The Science Museum, which selected the exhibit to show how creative thinking and innovative problem-solving can be used to improve people's lives, hopes it will inspire visitors to pursue their own artistic and scientific explorations. To enable that goal, the exhibit ends with an interactive area that lets visitors design and build their own inventions.
The da Vinci component of the show isn't well-suited to young kids whose approach to museum exhibits is to grab the first thing that looks like it might move and yank on it. They'd be better off beelining to the interactive area's Lego table and a pile of what looks like giant foam Tinkertoys.
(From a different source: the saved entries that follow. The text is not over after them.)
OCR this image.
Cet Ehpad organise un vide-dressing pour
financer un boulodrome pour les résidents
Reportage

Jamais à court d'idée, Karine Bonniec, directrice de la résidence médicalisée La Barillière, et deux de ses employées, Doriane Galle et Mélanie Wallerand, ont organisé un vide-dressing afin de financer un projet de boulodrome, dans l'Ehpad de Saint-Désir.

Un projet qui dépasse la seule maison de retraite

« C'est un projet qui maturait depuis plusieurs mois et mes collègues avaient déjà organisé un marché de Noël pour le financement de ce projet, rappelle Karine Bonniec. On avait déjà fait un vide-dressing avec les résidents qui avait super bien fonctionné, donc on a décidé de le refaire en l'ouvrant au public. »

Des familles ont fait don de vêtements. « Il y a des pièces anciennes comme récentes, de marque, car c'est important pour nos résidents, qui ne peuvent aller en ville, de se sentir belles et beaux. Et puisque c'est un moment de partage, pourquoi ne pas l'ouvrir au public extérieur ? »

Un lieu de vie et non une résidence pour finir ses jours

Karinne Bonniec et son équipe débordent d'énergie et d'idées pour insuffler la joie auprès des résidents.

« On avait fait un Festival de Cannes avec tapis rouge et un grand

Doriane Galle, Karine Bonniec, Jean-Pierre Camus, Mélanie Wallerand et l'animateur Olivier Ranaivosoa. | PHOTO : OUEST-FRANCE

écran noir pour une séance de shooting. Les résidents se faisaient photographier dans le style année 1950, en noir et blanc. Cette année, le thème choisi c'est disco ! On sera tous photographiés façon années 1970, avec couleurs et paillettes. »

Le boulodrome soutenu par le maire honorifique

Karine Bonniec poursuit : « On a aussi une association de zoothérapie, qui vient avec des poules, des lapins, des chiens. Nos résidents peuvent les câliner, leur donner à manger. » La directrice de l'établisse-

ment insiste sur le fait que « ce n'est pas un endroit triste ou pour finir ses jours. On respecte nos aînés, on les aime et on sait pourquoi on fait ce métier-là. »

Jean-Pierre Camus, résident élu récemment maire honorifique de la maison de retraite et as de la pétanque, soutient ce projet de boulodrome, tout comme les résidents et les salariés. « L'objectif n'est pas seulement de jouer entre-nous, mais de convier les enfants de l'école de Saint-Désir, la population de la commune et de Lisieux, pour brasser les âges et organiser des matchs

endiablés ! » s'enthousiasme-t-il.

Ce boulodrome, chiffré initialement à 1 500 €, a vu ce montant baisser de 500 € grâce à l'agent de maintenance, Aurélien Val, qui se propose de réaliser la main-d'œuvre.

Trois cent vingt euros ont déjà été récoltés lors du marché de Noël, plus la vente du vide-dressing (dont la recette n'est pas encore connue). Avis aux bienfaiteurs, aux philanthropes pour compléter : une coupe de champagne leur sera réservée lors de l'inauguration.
But the interactive area isn't all child's play. Adults can be suitably challenged by trying to write their name while looking in a mirror, to mimic da Vinci's trademark script or constructing a miniature version of his clever bridge design with small colored sticks.
A large number of the Science Museum's adult visitors aren't attending with kids — it's a surprisingly popular first date spot. The exhibit could spur lengthy conversations about da Vinci's genius and debate about the position of each invention on the 101 list.